Question

: Linear Algebra: Describe the intersection of the two hyperplanes x1 + 2x2 - x3 + x4 = 8 and -x1 + 3x2 + x3 - x4 = 2.

Answer 1

They intersecate on a plane

Answer 2

Is there a way to get an equation for that plane?

Answer 3

You could set up the augmented matrix, row reduce to get the values and that should be the point of intersection

Answer 4

yep I did that.. and haha seemingly im stuck on a dumb question: let a and b be free variables. my solution then is (a-b+4, 2, a, b)^T. How do I express that as a span, then as an equation?

Answer 5

i get x2 = 2;
x3 = x1 + x4 - 4;

So like you said x1 and x4 are free so the span is:

=(2 , -4) + x1(1, 0, 1, 0) + x4(0, 0, 1, 1) (these are vertical vectors I just cant write it on here)
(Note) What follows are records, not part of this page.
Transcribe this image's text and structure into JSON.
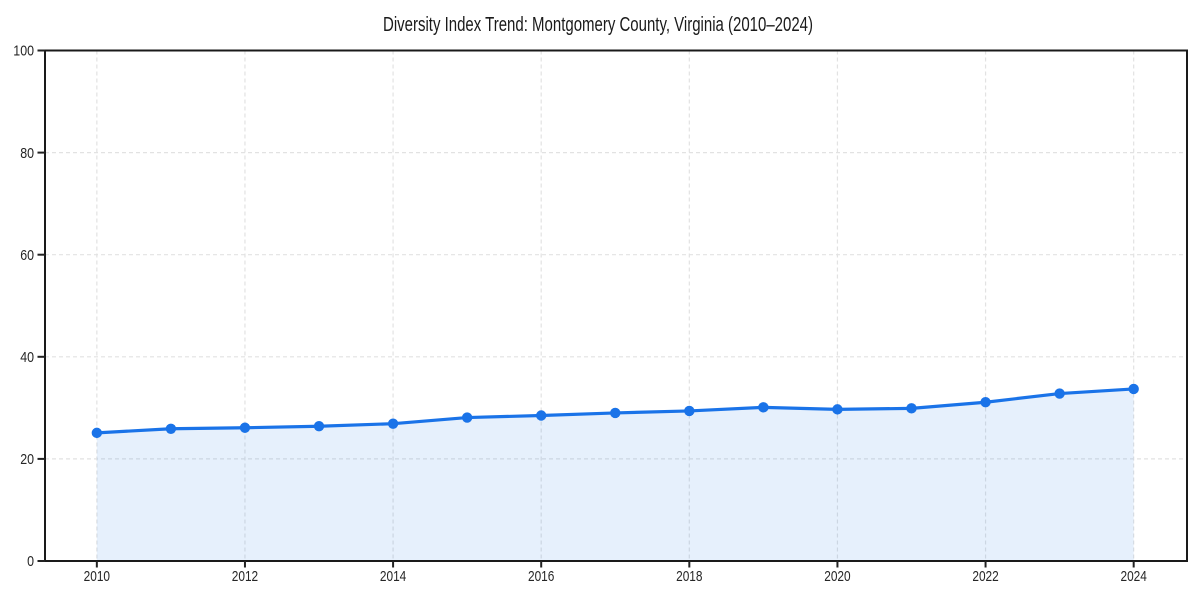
{
  "page": {
    "background": "#ffffff"
  },
  "chart_data": {
    "type": "area",
    "title": "Diversity Index Trend: Montgomery County, Virginia (2010–2024)",
    "x": [
      2010,
      2011,
      2012,
      2013,
      2014,
      2015,
      2016,
      2017,
      2018,
      2019,
      2020,
      2021,
      2022,
      2023,
      2024
    ],
    "series": [
      {
        "name": "Diversity Index",
        "values": [
          25.1,
          25.9,
          26.1,
          26.4,
          26.9,
          28.1,
          28.5,
          29.0,
          29.4,
          30.1,
          29.7,
          29.9,
          31.1,
          32.8,
          33.7
        ]
      }
    ],
    "xlabel": "",
    "ylabel": "",
    "xlim": [
      2009.3,
      2024.72
    ],
    "ylim": [
      0,
      100
    ],
    "xticks": [
      2010,
      2012,
      2014,
      2016,
      2018,
      2020,
      2022,
      2024
    ],
    "yticks": [
      0,
      20,
      40,
      60,
      80,
      100
    ],
    "grid": true,
    "grid_style": "dashed",
    "legend": "none",
    "marker": "circle",
    "colors": {
      "line": "#1a73e8",
      "marker": "#1a73e8",
      "area_fill": "rgba(26,115,232,0.11)",
      "gridline": "#e2e2e2",
      "spine": "#1a1a1a",
      "tick": "#222222",
      "tick_label": "#262626",
      "title": "#1a1a1a"
    }
  }
}
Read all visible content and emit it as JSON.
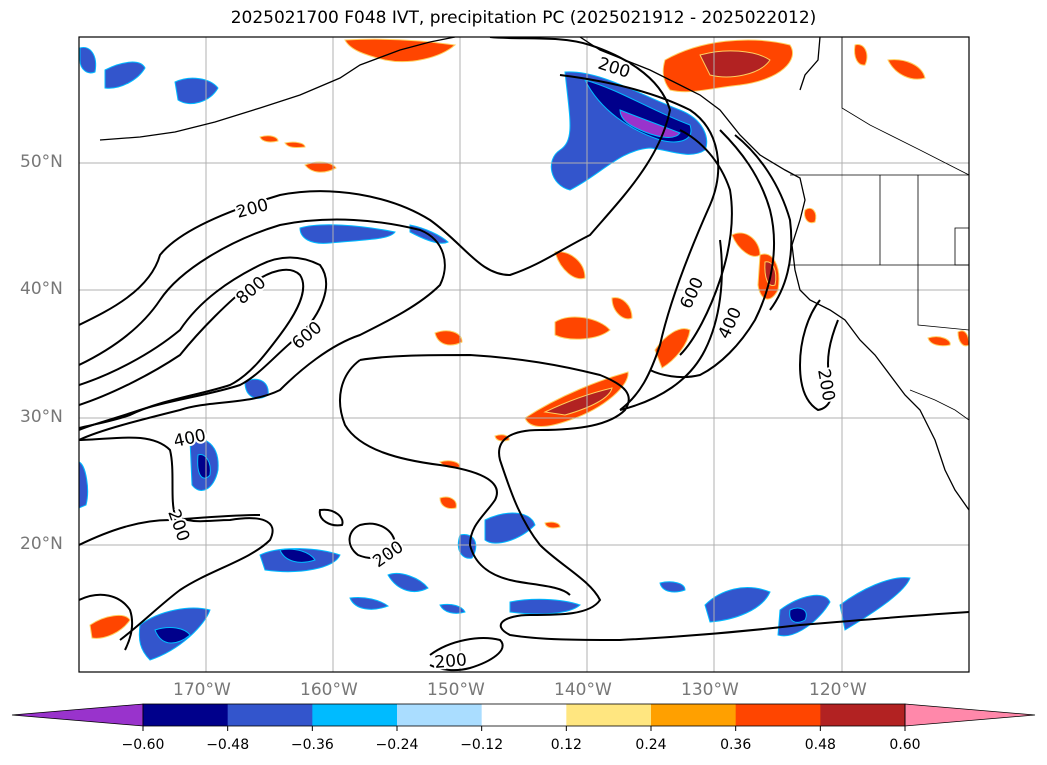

=(2, -4) + x1u + x4v (u and v are vectors above)

Answer 6

understand?

Answer 7

I made a small mistake:

It is x3 and x4 that are free so it becomes

x1=4 +x3 - x4
x2 =2


which translates to...

=(2 , -4) + x3(1, 0, 1, 0) + x4(-1, 0, 0, 1)

Answer 8

(4, 2, 0, 0) sorry

Answer 9

thanks, i was looking for an answer of the form span(u,v), but if that's that then that's okay. how about an equation for the plane?

Answer 10

well span(u,v) is just the span of those vectors:


span{ (1, 0, 1, 0) , (-1, 0, 0, 1)}

Answer 11

oh, so (4,2,0,0)^T doesn't matter when expressing it in that form?

Answer 12

nope because it only depends on the free variables

Answer 13

okay thanks. is there a way to express that as an equation?